I'm scraping a website in order to store data in a database that has 3 columns. The part of the webstsite i'm scraping looks like one of either of the three examples below
# Example 1:
<div>
<a href="sample1">text1</a>
</div>
# Example 2:
<div>
<a href="sample1">text1</a>
<a href="sample2">text2</a>
</div>
# Example 3:
<div>
<a href="sample1">text1</a>
<a href="sample2">text2</a>
<a href="sample3">text3</a>
</div>
I'm trying to assign
- "text1" to var1,
- either an empty string or "text2" to var2,
- either an empty string or "text3" to var3.
What is the best method to do this??
A few things I've tried are
### FIRST ATTEMPT
var1, var2, var3 = '','',''
# could also do var1, var2, var3 = ('',)*3
all = soup.find_all('a')
var1 = all[0].text
try:
var2 = all[1].text
except:
pass
try:
var3 = all[3].text
except:
pass
#### SECOND ATTEMPT
all = [s.text for s in soup.find_all('a')]
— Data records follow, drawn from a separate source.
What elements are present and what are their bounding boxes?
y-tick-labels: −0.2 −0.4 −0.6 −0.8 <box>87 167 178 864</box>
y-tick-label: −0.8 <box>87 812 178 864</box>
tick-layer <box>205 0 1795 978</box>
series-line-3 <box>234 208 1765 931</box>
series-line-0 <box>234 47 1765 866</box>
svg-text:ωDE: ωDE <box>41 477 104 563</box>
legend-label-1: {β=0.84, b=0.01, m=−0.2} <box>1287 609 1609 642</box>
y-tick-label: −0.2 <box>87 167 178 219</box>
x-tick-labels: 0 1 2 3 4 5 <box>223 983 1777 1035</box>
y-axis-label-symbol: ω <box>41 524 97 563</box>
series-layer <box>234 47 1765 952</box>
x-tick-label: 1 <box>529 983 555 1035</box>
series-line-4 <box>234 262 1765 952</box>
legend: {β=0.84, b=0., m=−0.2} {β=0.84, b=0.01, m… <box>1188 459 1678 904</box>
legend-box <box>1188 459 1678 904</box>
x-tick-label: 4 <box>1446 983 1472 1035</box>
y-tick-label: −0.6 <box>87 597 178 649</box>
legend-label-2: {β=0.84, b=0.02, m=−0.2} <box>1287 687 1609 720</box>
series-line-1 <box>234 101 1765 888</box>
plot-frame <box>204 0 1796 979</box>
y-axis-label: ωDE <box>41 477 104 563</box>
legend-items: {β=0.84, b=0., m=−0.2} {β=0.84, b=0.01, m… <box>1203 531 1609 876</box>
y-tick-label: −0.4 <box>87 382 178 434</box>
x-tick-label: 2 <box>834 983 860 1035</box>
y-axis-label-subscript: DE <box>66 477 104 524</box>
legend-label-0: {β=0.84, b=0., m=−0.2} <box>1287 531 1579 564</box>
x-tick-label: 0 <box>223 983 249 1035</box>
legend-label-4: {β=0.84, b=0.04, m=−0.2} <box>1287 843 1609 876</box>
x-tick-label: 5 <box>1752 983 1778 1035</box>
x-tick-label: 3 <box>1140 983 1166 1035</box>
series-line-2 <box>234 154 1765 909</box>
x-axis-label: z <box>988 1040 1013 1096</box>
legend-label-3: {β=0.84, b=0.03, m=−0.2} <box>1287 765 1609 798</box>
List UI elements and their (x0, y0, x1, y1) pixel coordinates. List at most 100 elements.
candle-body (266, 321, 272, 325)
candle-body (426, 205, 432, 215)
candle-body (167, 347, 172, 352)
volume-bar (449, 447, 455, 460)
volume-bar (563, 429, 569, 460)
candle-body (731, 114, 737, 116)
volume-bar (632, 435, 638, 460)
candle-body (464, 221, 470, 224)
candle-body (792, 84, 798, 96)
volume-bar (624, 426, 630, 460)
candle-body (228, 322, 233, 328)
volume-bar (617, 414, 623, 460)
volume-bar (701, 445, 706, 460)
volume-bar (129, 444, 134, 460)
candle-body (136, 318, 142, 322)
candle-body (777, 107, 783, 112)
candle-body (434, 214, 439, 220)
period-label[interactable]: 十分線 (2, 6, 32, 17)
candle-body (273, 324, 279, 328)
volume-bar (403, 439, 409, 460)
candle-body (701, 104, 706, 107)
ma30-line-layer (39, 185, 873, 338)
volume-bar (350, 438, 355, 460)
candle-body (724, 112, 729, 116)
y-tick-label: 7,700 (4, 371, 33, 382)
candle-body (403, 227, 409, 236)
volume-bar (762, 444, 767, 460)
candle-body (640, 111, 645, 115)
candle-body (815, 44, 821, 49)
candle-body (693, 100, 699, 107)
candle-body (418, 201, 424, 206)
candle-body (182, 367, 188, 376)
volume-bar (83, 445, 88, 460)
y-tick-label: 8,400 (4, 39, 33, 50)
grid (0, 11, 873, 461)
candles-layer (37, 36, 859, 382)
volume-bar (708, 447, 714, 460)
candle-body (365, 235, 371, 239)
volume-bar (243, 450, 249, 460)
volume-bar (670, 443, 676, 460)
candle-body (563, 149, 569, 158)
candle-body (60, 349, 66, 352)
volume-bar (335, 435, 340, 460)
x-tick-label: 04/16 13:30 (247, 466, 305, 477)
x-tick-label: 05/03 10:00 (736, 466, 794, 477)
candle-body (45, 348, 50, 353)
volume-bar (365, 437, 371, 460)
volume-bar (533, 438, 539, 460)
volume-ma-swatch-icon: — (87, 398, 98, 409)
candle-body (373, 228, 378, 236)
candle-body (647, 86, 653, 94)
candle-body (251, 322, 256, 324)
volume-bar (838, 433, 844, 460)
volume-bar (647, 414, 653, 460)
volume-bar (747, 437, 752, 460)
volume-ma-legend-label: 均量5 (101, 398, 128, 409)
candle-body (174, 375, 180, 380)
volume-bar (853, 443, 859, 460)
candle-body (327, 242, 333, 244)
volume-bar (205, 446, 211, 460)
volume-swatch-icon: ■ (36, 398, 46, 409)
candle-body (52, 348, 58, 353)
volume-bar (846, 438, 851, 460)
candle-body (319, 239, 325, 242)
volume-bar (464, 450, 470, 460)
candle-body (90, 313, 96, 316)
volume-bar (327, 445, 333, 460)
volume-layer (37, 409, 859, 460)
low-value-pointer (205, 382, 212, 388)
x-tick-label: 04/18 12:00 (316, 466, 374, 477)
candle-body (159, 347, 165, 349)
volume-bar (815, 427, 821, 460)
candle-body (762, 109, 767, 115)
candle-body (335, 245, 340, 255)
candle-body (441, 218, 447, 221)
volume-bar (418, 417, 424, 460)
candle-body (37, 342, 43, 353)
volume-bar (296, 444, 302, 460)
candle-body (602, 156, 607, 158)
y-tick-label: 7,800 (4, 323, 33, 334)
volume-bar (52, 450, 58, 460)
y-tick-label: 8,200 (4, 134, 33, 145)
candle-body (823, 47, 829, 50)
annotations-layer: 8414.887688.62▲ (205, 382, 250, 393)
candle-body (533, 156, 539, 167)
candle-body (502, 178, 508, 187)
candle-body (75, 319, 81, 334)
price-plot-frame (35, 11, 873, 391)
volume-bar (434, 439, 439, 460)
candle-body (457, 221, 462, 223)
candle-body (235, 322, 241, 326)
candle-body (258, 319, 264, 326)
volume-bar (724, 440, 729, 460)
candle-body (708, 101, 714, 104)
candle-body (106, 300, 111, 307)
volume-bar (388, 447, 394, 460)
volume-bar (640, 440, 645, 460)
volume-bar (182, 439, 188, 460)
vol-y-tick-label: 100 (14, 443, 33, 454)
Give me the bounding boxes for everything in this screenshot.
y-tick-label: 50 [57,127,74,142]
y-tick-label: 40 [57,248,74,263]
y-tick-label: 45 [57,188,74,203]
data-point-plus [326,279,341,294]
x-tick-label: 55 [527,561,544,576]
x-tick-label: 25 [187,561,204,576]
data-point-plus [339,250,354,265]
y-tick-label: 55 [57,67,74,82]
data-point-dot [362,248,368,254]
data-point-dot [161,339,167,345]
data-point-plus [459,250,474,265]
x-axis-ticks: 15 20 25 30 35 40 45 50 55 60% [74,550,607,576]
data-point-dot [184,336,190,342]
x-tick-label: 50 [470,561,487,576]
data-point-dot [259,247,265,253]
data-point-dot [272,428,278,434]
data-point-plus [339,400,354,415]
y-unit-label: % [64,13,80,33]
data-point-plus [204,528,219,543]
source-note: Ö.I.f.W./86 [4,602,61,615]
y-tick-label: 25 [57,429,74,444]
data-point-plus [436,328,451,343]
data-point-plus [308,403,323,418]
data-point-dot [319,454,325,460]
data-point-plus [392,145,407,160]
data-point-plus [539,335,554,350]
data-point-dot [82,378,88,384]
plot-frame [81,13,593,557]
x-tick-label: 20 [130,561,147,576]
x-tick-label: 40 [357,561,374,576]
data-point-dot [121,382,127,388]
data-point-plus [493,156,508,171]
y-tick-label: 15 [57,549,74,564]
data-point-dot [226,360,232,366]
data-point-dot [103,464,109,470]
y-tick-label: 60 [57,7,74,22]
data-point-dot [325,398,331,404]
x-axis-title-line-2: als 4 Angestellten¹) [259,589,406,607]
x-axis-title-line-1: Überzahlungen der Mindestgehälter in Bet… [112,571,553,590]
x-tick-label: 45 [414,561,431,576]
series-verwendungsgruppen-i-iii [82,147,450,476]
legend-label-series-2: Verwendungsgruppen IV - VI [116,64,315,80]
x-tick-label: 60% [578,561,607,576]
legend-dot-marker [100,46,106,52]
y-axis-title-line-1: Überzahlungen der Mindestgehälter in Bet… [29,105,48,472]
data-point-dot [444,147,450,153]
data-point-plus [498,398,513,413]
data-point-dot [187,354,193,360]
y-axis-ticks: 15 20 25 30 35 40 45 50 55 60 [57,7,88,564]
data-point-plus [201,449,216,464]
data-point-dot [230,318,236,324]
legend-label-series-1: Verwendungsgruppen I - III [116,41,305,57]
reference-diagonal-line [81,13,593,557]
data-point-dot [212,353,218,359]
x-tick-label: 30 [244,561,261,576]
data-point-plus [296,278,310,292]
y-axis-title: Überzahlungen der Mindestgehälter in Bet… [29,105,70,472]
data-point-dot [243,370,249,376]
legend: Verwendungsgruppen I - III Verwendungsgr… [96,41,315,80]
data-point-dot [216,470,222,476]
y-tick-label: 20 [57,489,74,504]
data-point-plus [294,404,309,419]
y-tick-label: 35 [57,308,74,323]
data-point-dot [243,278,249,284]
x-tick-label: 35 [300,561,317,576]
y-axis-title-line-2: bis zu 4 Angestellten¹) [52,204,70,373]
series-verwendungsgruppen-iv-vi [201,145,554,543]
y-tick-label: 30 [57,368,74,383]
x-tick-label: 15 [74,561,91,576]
# This is where i get stuck... This could return a list of length 1, 2, or 3, and I need the output to be a list of length 3 so i can use the following line to assign variables
var1, var2, var3 = all
#### THIRD ATTEMPT
all = [s.text for s in soup.find_all('a')]
var1, var2, var3 = '','',''
n = len(all)
var1 = all[0].text
if n = 2:
var2 = all[1].text
else:
var2 = all[1].text
var3 = all[2].text
EDIT: The reason i'm trying to have three fields in my db is because I want to be able to filter by each of these different variables. var1 is the most accurate label, var2 is slightly more accurate, and var3 is accurate at a high level. Think of it like clothing... var1 could be grey-slacks, var2 could be business-slacks, and var3 could be pants.